Days after Amy Coney Barrett was confirmed as the newest justice on the US Supreme Court, the leaders of the Massachusetts House and Senate released a rare joint statement pledging to “remove barriers to women’s reproductive health options and protect the concepts enshrined in Roe v. Wade.”
And so they did, passing a budget amendment codifying and expanding protections for abortion rights in Massachusetts — something that’s especially critical given fears that the court’s conservative majority could overturn the 1973 ruling. Now state lawmakers should finish that work by overturning Governor Charlie Baker’s recent proposed amendments to portions of that legislation.
The legislation is more than a backstop to the rights currently protected by Roe. Indeed, it goes beyond Roe to expand abortion rights for women in Massachusetts beyond what exists now.

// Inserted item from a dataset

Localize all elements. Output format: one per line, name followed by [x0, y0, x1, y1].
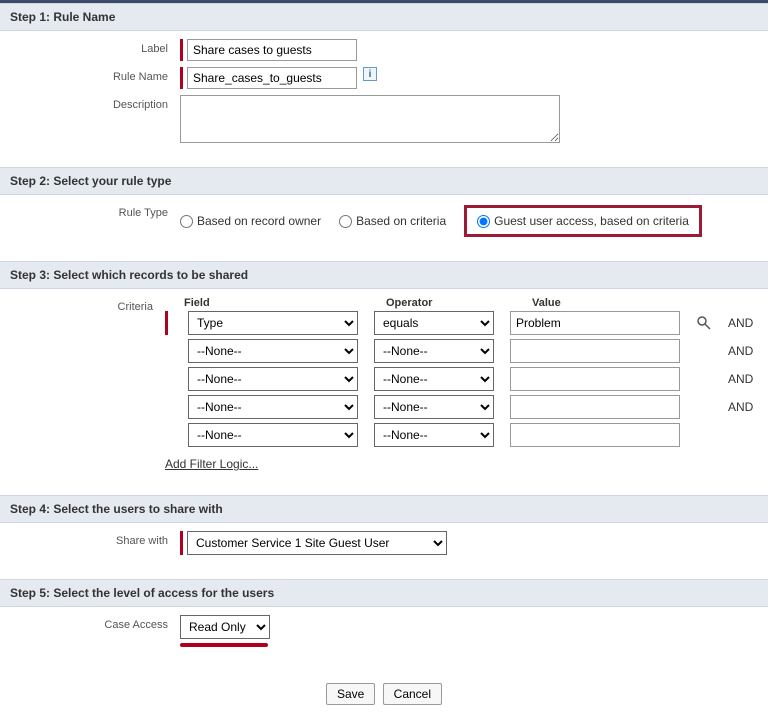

At issue is the Legislature’s effort to lower the age of consent to 16 for women seeking abortions and to expand access to late-term abortions, both of which Governor Charlie Baker said in a letter to lawmakers that he could not support. Notably, Baker, who has long campaigned as an abortion-rights Republican and signed a 2018 bill that cleared away a host of old statutes that once criminalized abortion, agreed to the rest of the legislation and did not overtly threaten to veto the whole package of abortion-related measures if the Legislature rejects his amendments.

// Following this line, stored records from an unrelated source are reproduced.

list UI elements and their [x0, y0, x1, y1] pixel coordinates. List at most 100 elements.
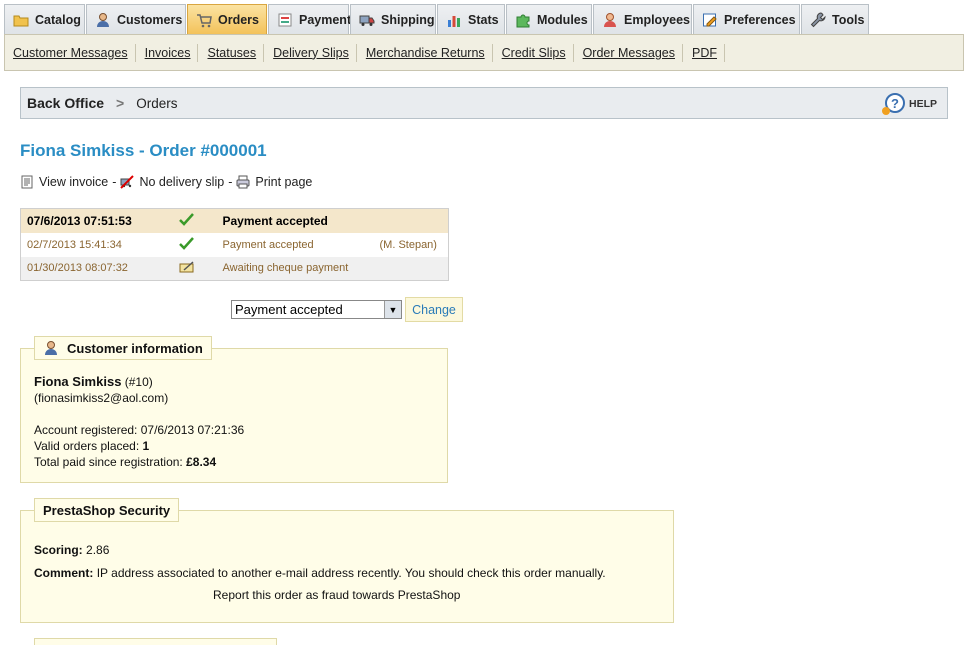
- submenu-delivery-slips[interactable]: Delivery Slips: [271, 46, 356, 60]
- no-delivery-slip-label: No delivery slip: [139, 175, 225, 189]
- tab-label: Stats: [468, 12, 499, 27]
- history-date: 02/7/2013 15:41:34: [20, 232, 161, 257]
- printer-icon: [236, 175, 250, 189]
- submenu-divider: [263, 43, 265, 62]
- truck-icon: [359, 15, 375, 26]
- paid-label: Total paid since registration:: [34, 455, 183, 469]
- history-employee: (M. Stepan): [373, 232, 449, 257]
- history-date: 07/6/2013 07:51:53: [20, 208, 161, 233]
- tab-shipping[interactable]: Shipping: [350, 4, 436, 34]
- customer-email: (fionasimkiss2@aol.com): [34, 391, 169, 405]
- tab-preferences[interactable]: Preferences: [693, 4, 800, 34]
- submenu-merchandise-returns[interactable]: Merchandise Returns: [364, 46, 492, 60]
- history-status: Payment accepted: [216, 232, 374, 257]
- puzzle-icon: [516, 14, 530, 27]
- scoring-value: 2.86: [86, 543, 110, 557]
- tab-catalog[interactable]: Catalog: [4, 4, 85, 34]
- tab-label: Payment: [299, 12, 352, 27]
- chevron-down-icon[interactable]: ▼: [384, 301, 401, 318]
- tab-label: Tools: [832, 12, 865, 27]
- tab-modules[interactable]: Modules: [506, 4, 592, 34]
- cart-icon: [197, 13, 212, 27]
- scoring-line: Scoring: 2.86: [34, 543, 109, 557]
- history-row: 01/30/2013 08:07:32 Awaiting cheque paym…: [20, 256, 449, 281]
- order-status-select[interactable]: Payment accepted ▼: [231, 300, 402, 319]
- help-button[interactable]: ? HELP: [881, 92, 937, 116]
- status-change-form: Payment accepted ▼ Change: [231, 297, 463, 322]
- tab-tools[interactable]: Tools: [801, 4, 869, 34]
- payment-icon: [278, 13, 292, 26]
- submenu-divider: [723, 43, 725, 62]
- submenu-credit-slips[interactable]: Credit Slips: [500, 46, 573, 60]
- user-icon: [45, 341, 57, 355]
- customer-id: (#10): [124, 375, 153, 389]
- submenu-statuses[interactable]: Statuses: [205, 46, 263, 60]
- view-invoice-link[interactable]: View invoice: [39, 175, 108, 189]
- tab-label: Orders: [218, 12, 259, 27]
- submenu-invoices[interactable]: Invoices: [143, 46, 198, 60]
- breadcrumb-separator: >: [116, 95, 125, 111]
- breadcrumb-root[interactable]: Back Office: [27, 95, 104, 111]
- history-row: 02/7/2013 15:41:34 Payment accepted (M. …: [20, 232, 449, 257]
- comment-line: Comment: IP address associated to anothe…: [34, 566, 606, 580]
- comment-value: IP address associated to another e-mail …: [96, 566, 606, 580]
- report-fraud-link[interactable]: Report this order as fraud towards Prest…: [213, 588, 460, 602]
- tab-label: Preferences: [724, 12, 796, 27]
- history-icon-cell: [160, 256, 217, 281]
- submenu-divider: [134, 43, 136, 62]
- tab-customers[interactable]: Customers: [86, 4, 186, 34]
- orders-value: 1: [142, 439, 150, 453]
- tab-label: Shipping: [381, 12, 435, 27]
- folder-icon: [13, 15, 29, 26]
- order-history-table: 07/6/2013 07:51:53 Payment accepted 02/7…: [20, 208, 449, 281]
- history-employee: [373, 208, 449, 233]
- checkmark-icon: [178, 212, 194, 226]
- tab-payment[interactable]: Payment: [268, 4, 352, 34]
- orders-submenu: Customer Messages Invoices Statuses Deli…: [4, 34, 964, 71]
- submenu-divider: [572, 43, 574, 62]
- breadcrumb: Back Office > Orders ? HELP: [20, 87, 948, 119]
- user-icon: [97, 12, 109, 27]
- print-page-link[interactable]: Print page: [255, 175, 312, 189]
- submenu-customer-messages[interactable]: Customer Messages: [11, 46, 135, 60]
- submenu-divider: [197, 43, 199, 62]
- preferences-icon: [703, 13, 717, 26]
- total-paid-line: Total paid since registration: £8.34: [34, 455, 216, 469]
- submenu-pdf[interactable]: PDF: [690, 46, 724, 60]
- history-date: 01/30/2013 08:07:32: [20, 256, 161, 281]
- tab-employees[interactable]: Employees: [593, 4, 692, 34]
- security-panel: PrestaShop Security Scoring: 2.86 Commen…: [20, 498, 674, 623]
- scoring-label: Scoring:: [34, 543, 83, 557]
- svg-text:?: ?: [891, 96, 899, 111]
- valid-orders-line: Valid orders placed: 1: [34, 439, 149, 453]
- submenu-divider: [491, 43, 493, 62]
- customer-info-title: Customer information: [67, 340, 203, 356]
- history-icon-cell: [160, 232, 217, 257]
- change-status-button[interactable]: Change: [405, 297, 463, 322]
- customer-name[interactable]: Fiona Simkiss: [34, 374, 121, 389]
- order-actions: View invoice - No delivery slip - Print …: [20, 175, 312, 189]
- submenu-divider: [681, 43, 683, 62]
- tab-label: Employees: [624, 12, 691, 27]
- tab-stats[interactable]: Stats: [437, 4, 505, 34]
- invoice-icon: [21, 175, 33, 189]
- history-employee: [373, 256, 449, 281]
- comment-label: Comment:: [34, 566, 94, 580]
- help-icon: ?: [881, 93, 905, 115]
- cheque-icon: [179, 261, 193, 273]
- tab-label: Modules: [537, 12, 588, 27]
- history-icon-cell: [160, 208, 217, 233]
- bar-chart-icon: [448, 15, 460, 27]
- registered-value: 07/6/2013 07:21:36: [140, 423, 245, 437]
- submenu-order-messages[interactable]: Order Messages: [581, 46, 682, 60]
- wrench-icon: [810, 11, 826, 27]
- no-delivery-icon: [120, 175, 135, 189]
- employee-icon: [604, 12, 616, 27]
- history-status: Payment accepted: [216, 208, 374, 233]
- customer-name-line: Fiona Simkiss (#10): [34, 374, 153, 389]
- tab-label: Customers: [117, 12, 183, 27]
- tab-orders[interactable]: Orders: [187, 4, 267, 34]
- separator-dash: -: [112, 175, 117, 189]
- breadcrumb-current: Orders: [136, 95, 178, 111]
- account-registered-line: Account registered: 07/6/2013 07:21:36: [34, 423, 244, 437]
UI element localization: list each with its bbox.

The Roe Act Coalition — a group that includes the local branches of Planned Parenthood and the American Civil Liberties Union — criticized Baker’s proposed amendments to the law.
“For decades, medically unnecessary barriers to abortion have sent people out of state, forced young people to go before a judge, and delayed and denied care,” the coalition said in a statement. “Under Governor Baker’s amendment, these hardships will continue. These barriers disproportionately harm people of color and people with low incomes.”
Under current state law, women under the age of 18 seeking an abortion must have the consent of a parent or seek the permission of a superior court judge. The Legislature’s measure would require no such permission for young women 16 and older. That’s hardly radical. Fifteen other states have either no parental consent requirements or none for those over 16 (South Carolina sets its age at 17).
In fact, young people under the age of 18 can already access all other kinds of health care, including reproductive health care and pregnancy-related care — abortion being the exception. Massachusetts law also sets 16 as the legal age to consent to sex.
Late-term abortions — those after 24 weeks gestation — are rare and often the result of unbearably difficult medical decisions. Neither the governor nor the Legislature supported lifting restrictions on late-term abortions entirely, as seven states have done. They did agree on a key point: that the state should permit such abortions in cases involving “lethal fetal anomaly.” But, while they both saw the need to update the language allowing late-term abortions for the health and safety of the mother, the Legislature reworded it in a more expansive fashion. Lawmakers voted to allow abortions in order to “preserve the patient’s physical or mental health,” while Baker proposed allowing them only if continuing the pregnancy would pose “a substantial risk” to a woman’s physical or mental health — a too-narrow standard that’s only a slight difference from existing law.
And while lawmakers sought to eliminate a criminal penalty currently on the books for doctors who violate the state law on late-term abortions, Baker is now seeking to make that a civil penalty — one that could lead to forfeiture of a medical license and a fine of up to $15,000. It’s a provision that advocates believe is still intended to have a chilling effect on abortion providers.
The broader context here is that abortion rights must be kept safe in Massachusetts, no matter what the Supreme Court does. The state already took the step of eliminating old restrictions in 2018, and the current legislation would enshrine legal protections. But the details matter, and the Legislature’s approach is better than Baker’s. A teen who is old enough to consent to sex is also old enough to consent to an abortion. A woman forced to make the most painful decision of her life late into a pregnancy shouldn’t have to go elsewhere to terminate that pregnancy.
Speaker Robert DeLeo says the House will vote Wednesday on overturning Baker’s amendments. Even as this year’s legislative session nears its end, this is one of those battles lawmakers need to make certain they see to the finish.